7. NOTICES. All notices, consents, waivers, and other communications under this Agreement must be in writing and will be deemed to have been duly given when mailed by certified mail, return receipt requested or when received by the addressee, if sent by a nationally recognized overnight delivery service (receipt requested), in each case to the appropriate addresses and facsimile numbers set forth:
(a) if to the Corporation, to it at:
330 Madison Avenue, 6th Floor
New York, NY 10017
(b) if to Consultant, to it at:
Highland Global Partners, Inc.
25 Highland Boulevard
Dix Hills, New York 11746
8. BINDING EFFECT. This Agreement shall extend to, shall inure to the benefit of and shall be binding upon all the parties hereto and upon all of their respective heirs, successors and representatives.
9. ENTIRE AGREEMENT. This Agreement, including the agreements incorporated by reference, contains the entire Agreement among the parties hereto with respect to the matters contemplated hereby and supersedes all prior agreements and undertakings between the parties with respect to such matters.
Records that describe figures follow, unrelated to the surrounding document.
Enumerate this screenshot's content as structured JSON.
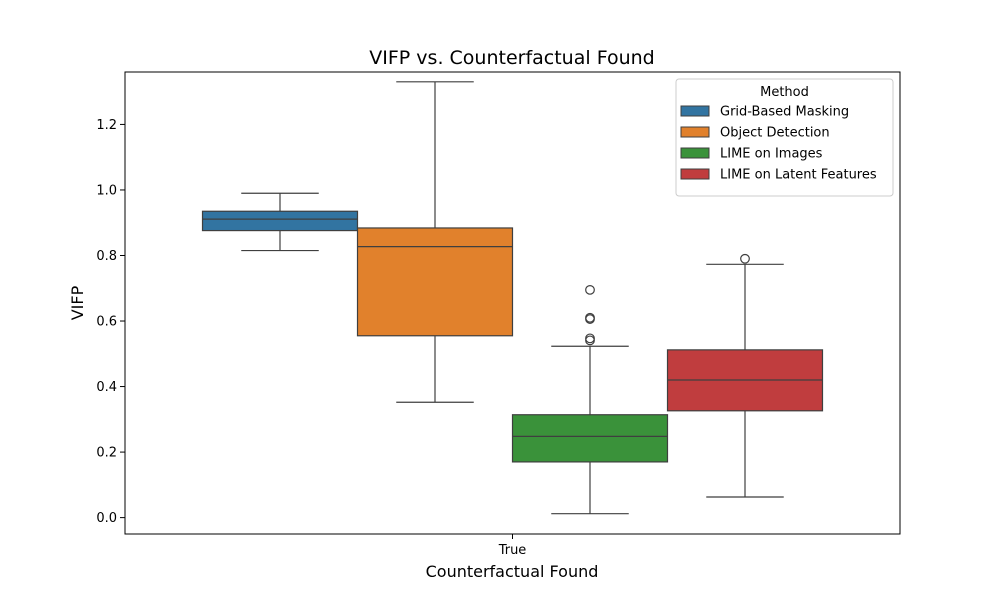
{
  "chart_data": {
    "type": "box",
    "title": "VIFP vs. Counterfactual Found",
    "xlabel": "Counterfactual Found",
    "ylabel": "VIFP",
    "categories": [
      "True"
    ],
    "ylim": [
      -0.05,
      1.36
    ],
    "yticks": [
      0.0,
      0.2,
      0.4,
      0.6,
      0.8,
      1.0,
      1.2
    ],
    "ytick_labels": [
      "0.0",
      "0.2",
      "0.4",
      "0.6",
      "0.8",
      "1.0",
      "1.2"
    ],
    "grid": false,
    "legend": {
      "title": "Method",
      "placement": "top-right"
    },
    "series": [
      {
        "name": "Grid-Based Masking",
        "color": "#3274a1",
        "whisker_low": 0.815,
        "q1": 0.876,
        "median": 0.911,
        "q3": 0.935,
        "whisker_high": 0.99,
        "outliers": []
      },
      {
        "name": "Object Detection",
        "color": "#e1812c",
        "whisker_low": 0.352,
        "q1": 0.555,
        "median": 0.827,
        "q3": 0.884,
        "whisker_high": 1.33,
        "outliers": []
      },
      {
        "name": "LIME on Images",
        "color": "#3a923a",
        "whisker_low": 0.012,
        "q1": 0.17,
        "median": 0.248,
        "q3": 0.314,
        "whisker_high": 0.523,
        "outliers": [
          0.541,
          0.547,
          0.606,
          0.61,
          0.695
        ]
      },
      {
        "name": "LIME on Latent Features",
        "color": "#c03d3e",
        "whisker_low": 0.063,
        "q1": 0.326,
        "median": 0.42,
        "q3": 0.512,
        "whisker_high": 0.773,
        "outliers": [
          0.79
        ]
      }
    ]
  }
}
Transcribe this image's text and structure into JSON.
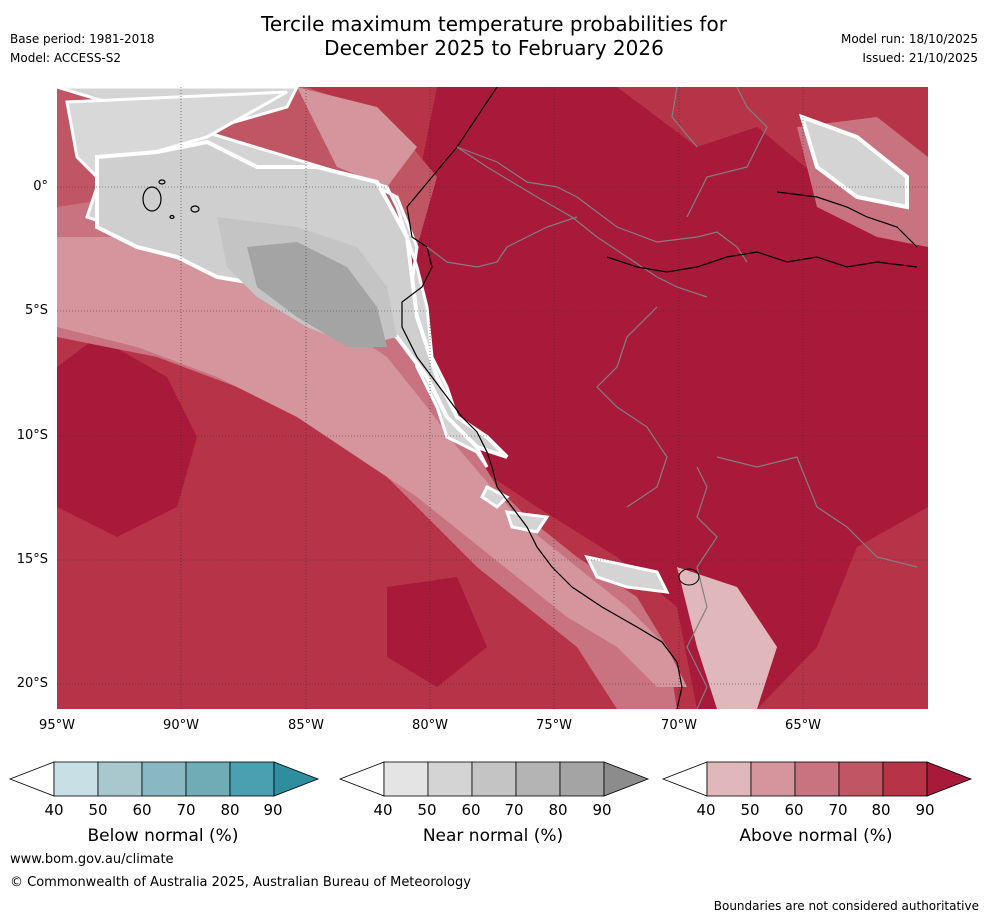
{
  "header": {
    "title_line1": "Tercile maximum temperature probabilities for",
    "title_line2": "December 2025 to February 2026",
    "base_period": "Base period: 1981-2018",
    "model": "Model: ACCESS-S2",
    "model_run": "Model run: 18/10/2025",
    "issued": "Issued: 21/10/2025"
  },
  "map": {
    "lat_ticks": [
      "0°",
      "5°S",
      "10°S",
      "15°S",
      "20°S"
    ],
    "lon_ticks": [
      "95°W",
      "90°W",
      "85°W",
      "80°W",
      "75°W",
      "70°W",
      "65°W"
    ],
    "extent": {
      "lon_min": -95,
      "lon_max": -60,
      "lat_min": -21,
      "lat_max": 4
    }
  },
  "legends": [
    {
      "name": "below",
      "label": "Below normal (%)",
      "ticks": [
        "40",
        "50",
        "60",
        "70",
        "80",
        "90"
      ],
      "colors": [
        "#c8e0e5",
        "#a8c8cd",
        "#8ab8c2",
        "#6eacb6",
        "#4aa0b0",
        "#2e8ea0"
      ]
    },
    {
      "name": "near",
      "label": "Near normal (%)",
      "ticks": [
        "40",
        "50",
        "60",
        "70",
        "80",
        "90"
      ],
      "colors": [
        "#e4e4e4",
        "#d4d4d4",
        "#c4c4c4",
        "#b4b4b4",
        "#a4a4a4",
        "#8c8c8c"
      ]
    },
    {
      "name": "above",
      "label": "Above normal (%)",
      "ticks": [
        "40",
        "50",
        "60",
        "70",
        "80",
        "90"
      ],
      "colors": [
        "#e0b8bc",
        "#d4959c",
        "#c97380",
        "#c05664",
        "#b63348",
        "#a8193a"
      ]
    }
  ],
  "footer": {
    "website": "www.bom.gov.au/climate",
    "copyright": "© Commonwealth of Australia 2025, Australian Bureau of Meteorology",
    "disclaimer": "Boundaries are not considered authoritative"
  }
}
This Agreement may not be amended, modified or terminated in whole or in part, except in writing, executed by each of the parties hereto.
10. INDEMNIFICATION. Consultant and Corporation hereby agrees to hold harmless and indemnify each other from and against any and all loss, damage, expense, and cost (including reasonable attorneys' fees incurred in connection with the same).
11. SEVERABILITY. Should any part of any provision of this Agreement be declared invalid by a court of competent jurisdiction, such decision or determination shall not affect the validity of any remaining portion of such provision or any other provision and the remainder of the Agreement shall remain in full force and effect and shall be construed in all respects as if such invalid or unenforceable provision or portion thereof were not contained herein. In the event of a declaration of invalidity, the provision or portion thereof declared invalid shall not necessarily be invalidated in its entirety, but shall be observed and performed by the parties to the Agreement to the extent such provision is valid and enforceable.
12. SECTION HEADINGS. The section headings contained herein are for convenience of reference only and shall not be considered any part of the terms of this Agreement.
13. CHOICE OF LAW. This Agreement shall be interpreted and performed in accordance with the laws of the State of New York, and the parties agree, notwithstanding the principles of conflicts of law, that the internal laws of the State of New York shall govern and control the validity, interpretation, performance, and enforcement of this Agreement.
IN WITNESS WHEREOF, Consultant has hereunto put its hand, and the Corporation has caused this instrument to be executed in its corporate name by its duly authorized officer, all as of the day and year first above written.
HIGHLAND GLOBAL PARTNERS, INC. FASTFIX INC.